Adesso, resta da capire come si comporterà l’opposizione. E’ noto che per mesi abbiamo denunciato l’atteggiamento dei Ds, e in particolare di Piero Fassino, che ci è parso di fatto complice con la liquidazione dei referendum. Due giorni fa, invece, a cominciare da Pannella, abbiamo salutato con grande favore l’iniziativa corale di tanta parte del gruppo dirigente diessino, che ha chiesto a tutti i suoi Consiglieri comunali e provinciali di mobilitarsi. Ci era parso finalmente che i tanti diessini impegnati da molto tempo (uno per tutti, e con particolare generosità, Lanfranco Turci) non fossero più soli. Detto questo, e ribadito il buon auspicio, confesso però di aver letto con qualche sconcerto la prima dichiarazione del coordinatore della segreteria Ds Vannino Chiti sull’iniziativa di Forza Italia: una sorta di "apertura", di disponibilità a riaprire le danze (o i balletti) parlamentari per truffare il referendum.

Mi auguro che le parole abbiano tradito il pensiero di Chiti, che è persona prudente e ragionevole. E per questo, da una parte spero che Forza Italia voglia rimettere nel cassetto la sua proposta, e dall’altra che anche a sinistra nessuno si culli nell'illusione di trattare le firme referendarie come una merce di scambio da sacrificare in nuove "bicamerali" (con la Cei, in questo caso, più che con Berlusconi...).
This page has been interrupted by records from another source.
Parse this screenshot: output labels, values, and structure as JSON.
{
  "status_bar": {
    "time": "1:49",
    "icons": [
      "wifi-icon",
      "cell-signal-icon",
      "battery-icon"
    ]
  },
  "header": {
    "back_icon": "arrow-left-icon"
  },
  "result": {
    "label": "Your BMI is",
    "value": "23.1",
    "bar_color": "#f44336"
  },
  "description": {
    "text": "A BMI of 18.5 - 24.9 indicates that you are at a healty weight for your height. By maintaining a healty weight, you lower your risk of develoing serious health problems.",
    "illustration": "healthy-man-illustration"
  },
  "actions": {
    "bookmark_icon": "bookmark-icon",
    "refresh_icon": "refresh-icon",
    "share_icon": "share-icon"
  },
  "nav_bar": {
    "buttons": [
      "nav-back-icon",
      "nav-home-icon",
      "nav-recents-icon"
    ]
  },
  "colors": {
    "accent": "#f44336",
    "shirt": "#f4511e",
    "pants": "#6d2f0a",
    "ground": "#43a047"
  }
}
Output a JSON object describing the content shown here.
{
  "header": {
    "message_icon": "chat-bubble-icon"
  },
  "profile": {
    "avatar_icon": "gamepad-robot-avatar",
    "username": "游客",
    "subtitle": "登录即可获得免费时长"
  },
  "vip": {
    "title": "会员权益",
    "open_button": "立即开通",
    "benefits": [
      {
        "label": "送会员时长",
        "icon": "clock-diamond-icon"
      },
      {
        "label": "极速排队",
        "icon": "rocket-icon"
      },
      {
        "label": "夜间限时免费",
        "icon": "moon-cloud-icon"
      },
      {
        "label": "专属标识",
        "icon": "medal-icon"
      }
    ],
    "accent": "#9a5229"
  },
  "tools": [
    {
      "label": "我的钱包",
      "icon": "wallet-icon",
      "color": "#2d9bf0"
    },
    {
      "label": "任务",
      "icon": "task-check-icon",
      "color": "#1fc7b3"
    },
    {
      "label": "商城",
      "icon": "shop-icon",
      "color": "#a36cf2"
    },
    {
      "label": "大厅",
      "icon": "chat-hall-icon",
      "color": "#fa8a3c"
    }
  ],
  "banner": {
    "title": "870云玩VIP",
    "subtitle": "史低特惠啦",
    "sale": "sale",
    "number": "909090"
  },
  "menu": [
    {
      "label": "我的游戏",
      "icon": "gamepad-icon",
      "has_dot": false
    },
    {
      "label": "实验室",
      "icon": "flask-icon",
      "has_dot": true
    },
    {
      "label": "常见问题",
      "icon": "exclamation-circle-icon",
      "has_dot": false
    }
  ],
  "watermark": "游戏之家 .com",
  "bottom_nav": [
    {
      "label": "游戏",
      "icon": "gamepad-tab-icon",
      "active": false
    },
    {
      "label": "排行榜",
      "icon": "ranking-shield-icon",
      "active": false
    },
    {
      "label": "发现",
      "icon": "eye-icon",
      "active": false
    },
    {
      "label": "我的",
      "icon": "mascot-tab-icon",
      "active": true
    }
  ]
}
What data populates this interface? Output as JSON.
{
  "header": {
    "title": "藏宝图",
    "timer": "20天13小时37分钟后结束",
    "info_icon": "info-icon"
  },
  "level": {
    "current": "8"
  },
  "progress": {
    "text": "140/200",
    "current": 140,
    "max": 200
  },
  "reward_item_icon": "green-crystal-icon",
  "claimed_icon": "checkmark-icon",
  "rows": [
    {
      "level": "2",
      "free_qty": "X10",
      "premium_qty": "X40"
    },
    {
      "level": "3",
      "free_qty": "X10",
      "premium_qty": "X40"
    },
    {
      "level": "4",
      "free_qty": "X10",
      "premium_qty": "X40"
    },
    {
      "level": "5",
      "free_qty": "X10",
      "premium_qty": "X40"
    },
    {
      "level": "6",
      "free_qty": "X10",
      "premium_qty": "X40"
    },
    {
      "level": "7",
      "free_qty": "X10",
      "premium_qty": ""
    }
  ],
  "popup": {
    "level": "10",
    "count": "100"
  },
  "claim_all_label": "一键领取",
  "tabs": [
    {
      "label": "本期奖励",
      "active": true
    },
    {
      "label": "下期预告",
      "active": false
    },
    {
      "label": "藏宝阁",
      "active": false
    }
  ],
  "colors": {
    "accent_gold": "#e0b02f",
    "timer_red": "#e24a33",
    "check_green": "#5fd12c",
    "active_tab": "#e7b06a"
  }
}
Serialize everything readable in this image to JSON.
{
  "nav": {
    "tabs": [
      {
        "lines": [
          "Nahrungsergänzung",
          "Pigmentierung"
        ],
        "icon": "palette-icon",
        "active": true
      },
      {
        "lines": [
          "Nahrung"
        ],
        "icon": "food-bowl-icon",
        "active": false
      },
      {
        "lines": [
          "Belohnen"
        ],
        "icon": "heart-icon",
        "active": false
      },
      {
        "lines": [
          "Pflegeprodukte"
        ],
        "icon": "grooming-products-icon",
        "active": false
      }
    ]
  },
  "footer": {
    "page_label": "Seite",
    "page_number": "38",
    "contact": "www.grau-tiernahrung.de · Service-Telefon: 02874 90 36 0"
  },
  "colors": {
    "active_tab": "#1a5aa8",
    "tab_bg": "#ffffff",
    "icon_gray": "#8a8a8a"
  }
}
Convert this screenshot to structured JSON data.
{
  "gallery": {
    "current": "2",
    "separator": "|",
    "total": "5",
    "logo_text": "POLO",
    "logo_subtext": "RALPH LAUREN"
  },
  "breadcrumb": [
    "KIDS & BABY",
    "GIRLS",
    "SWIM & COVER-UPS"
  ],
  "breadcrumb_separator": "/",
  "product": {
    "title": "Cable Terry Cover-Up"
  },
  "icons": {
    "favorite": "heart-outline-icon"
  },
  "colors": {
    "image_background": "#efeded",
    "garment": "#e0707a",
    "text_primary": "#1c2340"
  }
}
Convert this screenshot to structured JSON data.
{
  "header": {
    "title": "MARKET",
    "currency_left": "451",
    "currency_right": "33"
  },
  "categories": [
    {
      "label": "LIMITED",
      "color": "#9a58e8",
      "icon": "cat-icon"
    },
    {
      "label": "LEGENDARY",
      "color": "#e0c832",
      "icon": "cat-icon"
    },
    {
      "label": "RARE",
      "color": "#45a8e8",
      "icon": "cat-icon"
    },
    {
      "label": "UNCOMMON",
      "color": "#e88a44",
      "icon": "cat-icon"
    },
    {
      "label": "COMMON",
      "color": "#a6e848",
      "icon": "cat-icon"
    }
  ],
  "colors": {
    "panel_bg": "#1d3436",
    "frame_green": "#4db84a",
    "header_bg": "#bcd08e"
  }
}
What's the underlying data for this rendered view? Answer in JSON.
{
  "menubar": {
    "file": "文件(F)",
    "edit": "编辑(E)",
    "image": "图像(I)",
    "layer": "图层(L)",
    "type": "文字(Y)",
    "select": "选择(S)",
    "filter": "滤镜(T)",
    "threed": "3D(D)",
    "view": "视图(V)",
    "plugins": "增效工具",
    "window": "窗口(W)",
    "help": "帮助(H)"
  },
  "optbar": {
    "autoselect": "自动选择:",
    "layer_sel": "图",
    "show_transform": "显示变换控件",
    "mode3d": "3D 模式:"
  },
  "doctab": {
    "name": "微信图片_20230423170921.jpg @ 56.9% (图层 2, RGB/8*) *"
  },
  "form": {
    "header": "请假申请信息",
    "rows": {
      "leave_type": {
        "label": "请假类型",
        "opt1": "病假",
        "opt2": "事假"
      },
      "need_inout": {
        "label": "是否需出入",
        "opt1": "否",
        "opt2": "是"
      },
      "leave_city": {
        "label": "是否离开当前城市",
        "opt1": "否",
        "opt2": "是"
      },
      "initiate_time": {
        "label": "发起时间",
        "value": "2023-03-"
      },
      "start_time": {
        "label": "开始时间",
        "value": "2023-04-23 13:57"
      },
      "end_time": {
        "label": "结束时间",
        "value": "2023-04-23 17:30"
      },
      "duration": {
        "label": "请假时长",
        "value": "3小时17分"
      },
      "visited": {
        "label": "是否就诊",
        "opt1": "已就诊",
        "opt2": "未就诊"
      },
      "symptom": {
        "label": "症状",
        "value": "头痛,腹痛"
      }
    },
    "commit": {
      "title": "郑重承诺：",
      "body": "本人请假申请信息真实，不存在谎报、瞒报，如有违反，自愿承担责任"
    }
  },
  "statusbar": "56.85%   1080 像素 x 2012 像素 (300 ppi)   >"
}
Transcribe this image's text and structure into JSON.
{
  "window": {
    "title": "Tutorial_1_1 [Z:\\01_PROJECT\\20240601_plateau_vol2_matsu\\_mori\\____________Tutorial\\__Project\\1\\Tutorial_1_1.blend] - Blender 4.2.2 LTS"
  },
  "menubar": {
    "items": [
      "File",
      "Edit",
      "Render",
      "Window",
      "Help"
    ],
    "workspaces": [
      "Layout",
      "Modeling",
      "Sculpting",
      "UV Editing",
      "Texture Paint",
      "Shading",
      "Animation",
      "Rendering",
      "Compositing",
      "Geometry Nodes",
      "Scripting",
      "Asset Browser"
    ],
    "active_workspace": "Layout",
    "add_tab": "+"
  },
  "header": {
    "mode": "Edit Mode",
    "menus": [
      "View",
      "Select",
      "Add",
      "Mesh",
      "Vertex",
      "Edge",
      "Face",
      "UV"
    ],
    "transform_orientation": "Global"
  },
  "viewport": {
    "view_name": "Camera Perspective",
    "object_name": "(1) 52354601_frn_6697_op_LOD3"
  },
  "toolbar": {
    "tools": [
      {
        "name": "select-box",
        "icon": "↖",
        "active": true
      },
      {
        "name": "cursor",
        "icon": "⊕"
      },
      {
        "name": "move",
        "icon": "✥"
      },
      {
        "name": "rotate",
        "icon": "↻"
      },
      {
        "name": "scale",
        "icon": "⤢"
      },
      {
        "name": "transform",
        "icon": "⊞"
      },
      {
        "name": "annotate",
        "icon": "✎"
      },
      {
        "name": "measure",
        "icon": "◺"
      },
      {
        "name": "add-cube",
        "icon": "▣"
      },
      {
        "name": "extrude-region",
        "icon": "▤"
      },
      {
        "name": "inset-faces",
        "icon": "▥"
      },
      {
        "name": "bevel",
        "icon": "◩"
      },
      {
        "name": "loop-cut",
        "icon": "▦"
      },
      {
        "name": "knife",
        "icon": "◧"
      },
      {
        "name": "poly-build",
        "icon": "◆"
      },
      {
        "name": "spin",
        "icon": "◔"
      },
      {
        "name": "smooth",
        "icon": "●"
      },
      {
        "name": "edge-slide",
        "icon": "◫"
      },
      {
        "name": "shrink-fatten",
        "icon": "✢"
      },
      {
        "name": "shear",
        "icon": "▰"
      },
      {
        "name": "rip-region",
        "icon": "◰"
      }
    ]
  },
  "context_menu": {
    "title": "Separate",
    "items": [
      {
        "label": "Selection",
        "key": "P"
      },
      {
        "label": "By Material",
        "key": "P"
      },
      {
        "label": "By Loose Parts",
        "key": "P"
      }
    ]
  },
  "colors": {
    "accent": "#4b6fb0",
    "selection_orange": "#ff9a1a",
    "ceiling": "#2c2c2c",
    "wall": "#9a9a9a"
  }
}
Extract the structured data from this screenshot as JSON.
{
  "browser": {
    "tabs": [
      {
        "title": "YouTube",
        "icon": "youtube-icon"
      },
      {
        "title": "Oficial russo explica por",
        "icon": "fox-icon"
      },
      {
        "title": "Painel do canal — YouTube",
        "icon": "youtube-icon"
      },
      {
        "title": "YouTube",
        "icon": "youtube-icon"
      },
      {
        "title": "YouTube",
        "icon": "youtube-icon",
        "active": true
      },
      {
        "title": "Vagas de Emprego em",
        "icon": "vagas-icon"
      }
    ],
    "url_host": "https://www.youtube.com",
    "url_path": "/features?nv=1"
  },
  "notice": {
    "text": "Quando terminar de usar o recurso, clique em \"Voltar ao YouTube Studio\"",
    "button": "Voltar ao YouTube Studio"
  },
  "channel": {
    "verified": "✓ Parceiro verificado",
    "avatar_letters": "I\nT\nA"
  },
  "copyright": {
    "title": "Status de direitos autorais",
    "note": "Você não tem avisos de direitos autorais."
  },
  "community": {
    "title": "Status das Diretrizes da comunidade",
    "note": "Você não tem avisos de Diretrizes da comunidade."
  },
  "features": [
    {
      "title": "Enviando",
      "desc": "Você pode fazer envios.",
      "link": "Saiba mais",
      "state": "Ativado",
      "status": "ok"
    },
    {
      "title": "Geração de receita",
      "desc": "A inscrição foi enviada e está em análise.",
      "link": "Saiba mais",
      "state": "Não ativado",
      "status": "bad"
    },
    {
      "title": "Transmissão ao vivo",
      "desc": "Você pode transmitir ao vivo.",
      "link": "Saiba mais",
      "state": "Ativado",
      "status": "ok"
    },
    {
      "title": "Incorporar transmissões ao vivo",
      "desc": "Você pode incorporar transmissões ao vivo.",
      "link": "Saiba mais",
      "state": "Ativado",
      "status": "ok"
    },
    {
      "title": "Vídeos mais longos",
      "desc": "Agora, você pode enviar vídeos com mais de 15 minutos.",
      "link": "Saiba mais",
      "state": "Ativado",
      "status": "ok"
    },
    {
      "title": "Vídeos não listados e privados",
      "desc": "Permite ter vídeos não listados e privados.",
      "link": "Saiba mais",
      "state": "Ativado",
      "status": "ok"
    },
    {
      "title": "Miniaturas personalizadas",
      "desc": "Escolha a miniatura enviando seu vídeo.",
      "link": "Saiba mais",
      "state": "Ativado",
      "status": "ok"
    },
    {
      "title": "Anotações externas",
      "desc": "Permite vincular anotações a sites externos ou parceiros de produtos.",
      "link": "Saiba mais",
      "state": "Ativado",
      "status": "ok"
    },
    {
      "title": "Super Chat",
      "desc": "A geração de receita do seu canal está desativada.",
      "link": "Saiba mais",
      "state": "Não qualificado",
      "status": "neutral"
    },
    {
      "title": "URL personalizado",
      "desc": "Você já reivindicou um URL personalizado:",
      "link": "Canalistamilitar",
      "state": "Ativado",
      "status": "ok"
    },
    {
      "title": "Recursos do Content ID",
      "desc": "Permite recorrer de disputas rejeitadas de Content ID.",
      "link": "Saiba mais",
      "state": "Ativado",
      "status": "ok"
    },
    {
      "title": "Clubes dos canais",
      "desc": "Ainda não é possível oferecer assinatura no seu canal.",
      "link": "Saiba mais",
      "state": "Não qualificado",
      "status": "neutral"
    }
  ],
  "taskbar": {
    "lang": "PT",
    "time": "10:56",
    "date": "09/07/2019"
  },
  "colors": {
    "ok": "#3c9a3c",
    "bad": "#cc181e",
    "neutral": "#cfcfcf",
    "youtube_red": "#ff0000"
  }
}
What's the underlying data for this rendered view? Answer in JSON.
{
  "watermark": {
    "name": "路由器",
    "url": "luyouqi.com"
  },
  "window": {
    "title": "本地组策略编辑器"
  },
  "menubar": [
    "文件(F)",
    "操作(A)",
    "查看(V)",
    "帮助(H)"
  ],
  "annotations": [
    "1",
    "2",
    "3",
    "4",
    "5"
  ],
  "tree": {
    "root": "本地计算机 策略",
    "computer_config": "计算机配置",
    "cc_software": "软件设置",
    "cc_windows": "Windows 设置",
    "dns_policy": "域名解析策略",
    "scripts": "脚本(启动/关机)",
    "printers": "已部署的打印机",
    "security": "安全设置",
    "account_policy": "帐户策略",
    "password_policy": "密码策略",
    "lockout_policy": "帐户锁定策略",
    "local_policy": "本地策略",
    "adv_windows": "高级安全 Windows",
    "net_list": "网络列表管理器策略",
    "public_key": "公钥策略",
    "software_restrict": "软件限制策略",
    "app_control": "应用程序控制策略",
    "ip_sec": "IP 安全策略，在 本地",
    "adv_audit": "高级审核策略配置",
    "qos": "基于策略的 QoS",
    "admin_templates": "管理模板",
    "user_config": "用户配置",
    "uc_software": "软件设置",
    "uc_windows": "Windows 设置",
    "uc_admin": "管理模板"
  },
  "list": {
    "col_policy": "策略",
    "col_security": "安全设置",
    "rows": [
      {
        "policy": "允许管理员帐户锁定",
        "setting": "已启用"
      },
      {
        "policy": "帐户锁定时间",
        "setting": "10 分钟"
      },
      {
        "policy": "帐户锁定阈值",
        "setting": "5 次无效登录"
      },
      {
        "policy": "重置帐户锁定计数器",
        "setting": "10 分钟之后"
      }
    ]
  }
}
Non c'è -quindi- da "scongiurare" il referendum; anzi, non c'è da "scongiurare" proprio nulla. Quando si dà la parola ai cittadini, non si tratta di un evento negativo, da temere, ma della massima espressione democratica prevista dall'ordinamento repubblicano. E il referendum -voglio dirlo anche a Massimo D’Alema- non è uno "stimolo" affinché poi in Parlamento "si tratti". Con la raccolta delle firme, 500mila elettori convocano il "sovrano", cioè l’elettorato tutto, cui andrà la decisione definitiva.

Perciò, è l’ora di stare uniti. Vi sono cinque quesiti, l’uno per cancellare tutta la legge, gli altri per abrogarne singole parti. I radicali li sostengono tutti, e sono lieti che tante personalità abbiano deciso, con noi, la strada della raccolta congiunta. Adesso, dobbiamo portare a casa le firme (anche sbloccando le ostruzioni che continuano a verificarsi in troppi Comuni), e subito dopo bisogna prepararsi a difenderle dalla mannaia della Consulta. Sapendo bene che anche lì tutto dipenderà dal livello di informazione e coinvolgimento che sapremo creare: se cioè la Corte sentirà o no di avere addosso gli occhi e l’attenzione del Paese.

Andiamo a firmare, allora, e non fasciamoci la testa (neanche con una bandana) prima di essercela rotta.